One of our day trips while in the Phoenix area was a 150 mile drive to Sedona for some hiking, and to see a former coworker. It is beautiful in Sedona with it’s dramatic landscapes and famous red rock formations. We arrived there around noon, pulling into a commercial center to get some lunch. While sitting in the car eating my sandwich I happened to notice “Sedona Kit Wits”, a yarn shop across the way. Naturally I had to go and check it out.
This first thing I noticed in the yarn shop was a large triangular loom set up vertically in the front of the store. Someone else had just been telling me about her daughter-in-law’s triangular loom, so I was intrigued. This one was seven feet wide across the top, but the woman at the shop told me it can be disassembled and reassembled into various sizes as small as three feet across. The weaving is done with one continuous strand of yarn, without any warping process. The edges are completely finished when you are done with the weaving, although you can choose to add fringe, or a knitted or crocheted border. You can connect two triangles together to make a larger fabric.
There are many options for purchasing a “triangular loom” in various sizes online. It is just a triangular wooden frame with nails in it, so there are also instructions for making one yourself.
The following shawl woven with the triangular loom and with a knitted border was on display in the store window.

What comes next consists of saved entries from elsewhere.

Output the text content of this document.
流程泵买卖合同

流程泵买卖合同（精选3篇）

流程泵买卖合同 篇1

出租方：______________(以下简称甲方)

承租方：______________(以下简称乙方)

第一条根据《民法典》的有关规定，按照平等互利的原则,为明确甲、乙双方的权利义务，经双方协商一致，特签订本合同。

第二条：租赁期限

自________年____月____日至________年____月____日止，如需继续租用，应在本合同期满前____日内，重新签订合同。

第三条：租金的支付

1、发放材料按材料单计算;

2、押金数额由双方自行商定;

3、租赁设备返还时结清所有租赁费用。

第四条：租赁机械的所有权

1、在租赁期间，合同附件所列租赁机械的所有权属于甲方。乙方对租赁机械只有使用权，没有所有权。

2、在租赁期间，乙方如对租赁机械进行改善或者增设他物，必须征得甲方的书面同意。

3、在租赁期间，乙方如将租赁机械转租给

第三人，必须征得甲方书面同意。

Some other displays in the knitting shop that caught my attention are in the following photos.
I don’t need any more yarn, and I did not have a project in mind when I went in there, but it is hard to go in a yarn shop without buying something. I want to support the owner, and also it is soooo tempting. After one pass around the store I found something that called out to me. I bought a skein of Coboo cotton and bamboo blend yarn. Being very soft, breathable, and comfortable for wearing against the skin, this yarn is approved for “Knitted Knockers”, knitted prosthetics for women who have had a mastectomy. I had heard of these, and in the past had thought about making some for donation, but at the time I didn’t have the right yarn and then moved on to other projects.
I don’t need two photos of the yarn, but the setting was so beautiful.
We had a nice visit with my friend Deb and her husband outside on their patio, which backed up to an undeveloped area, had mountains in the background, and was about three blocks from a hiking trail. Deb is also knitter and crafter, so it was fun to compare projects as well as catch up on news from our lives and families.
After the social visit, we enjoyed a beautiful afternoon hike.
It was a full day but worth the driving time to enjoy the beautiful scenery, see my friend, and have a bonus visit to a yarn shop. Later I completed a pair of knitted knockers, using a pattern on the website for the organization that collects and distributes them, free to the recipient (www.knittedknockers.org). There is enough yarn left in the skein for at least one more set, maybe two.